Obviously, the trade war has hurt global growth. But it’s important to understand that it didn’t cause the global slowdown. We know this because growth in the Economic Cycle Research Institute’s leading indexes of global manufacturing — designed to foretell directional changes in both the global industrial production growth cycle and the global manufacturing PMI — started heading lower in mid-2017, well before the trade war started. So the cyclical downturn in global industrial growth was already taking shape in 2017. The trade war — starting up in 2018 — just piled onto that downturn.
Most believe that economic growth just hums along until some identifiable cause makes it veer away from its “normal” course. In contrast, our research reveals an underlying economic cycle that makes economic growth swing from strength to weakness and back again. When that happens, people tend to credit or blame salient events, furnishing easily understood narratives to explain cyclical swings caused primarily by the deep drivers of economic cycles. But, in reality, it was these underlying drivers of economic cycles — including higher interest rates and oil prices — that induced global industrial growth to start ebbing in late 2017 before there was any trade war.

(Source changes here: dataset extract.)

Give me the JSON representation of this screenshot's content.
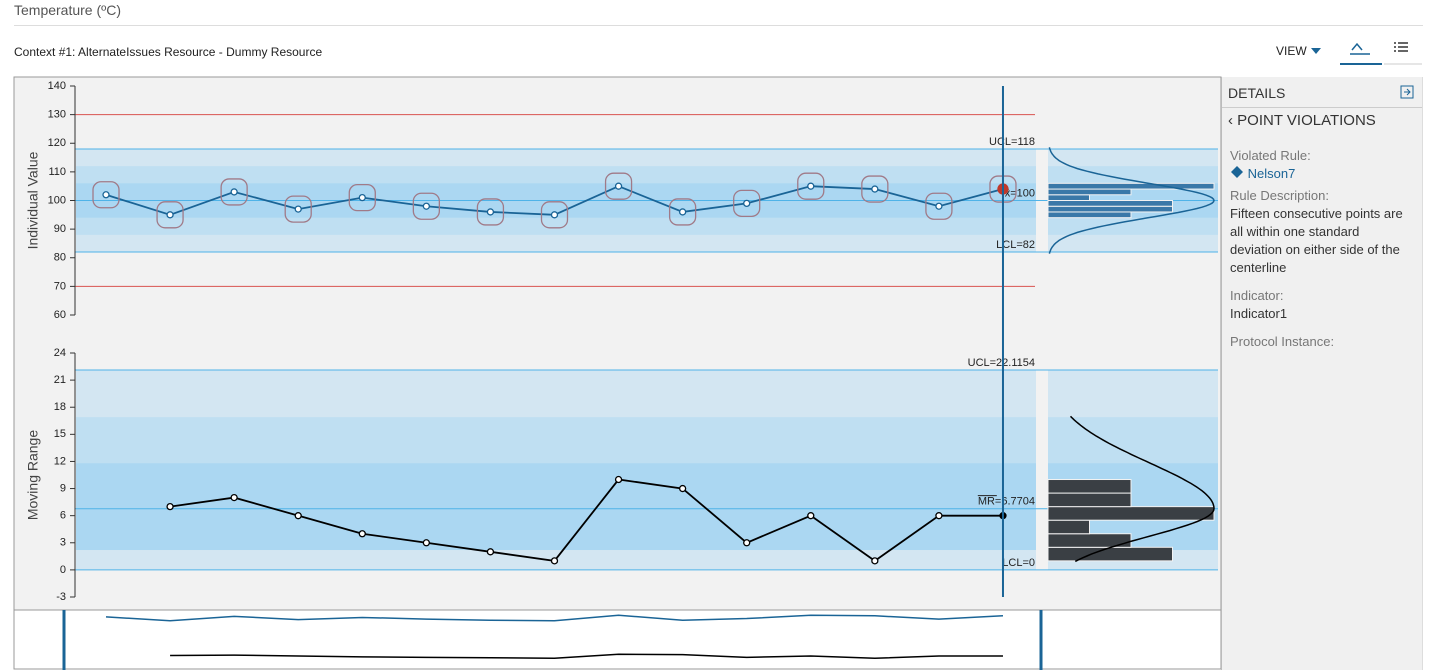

The consensus view usually reflects what’s already happened, meaning that it’s also reliably behind the curve. The IMF’s global GDP growth forecasts have always been downgraded whenever actual global GDP growth has downshifted from the previous year. The same pattern holds when growth sees a cyclical upturn. A case in point is 2016-2017, when growth began turning up before President Trump was elected.
Such moves are commonly credited to or blamed on prominent people and events.
Make no mistake, the US-China trade war, in particular, is already having a profound impact on the world economy, spurring a long-term restructuring of supply chains, for example. But underlying cyclical forces can turn up regardless of what presidents Trump and Xi Jinping of China decide, and when.
Looking ahead, that means at some point global growth can revive even without the trade war ending.Even so, the recovery will be credited, as always, to the prominent events of the time.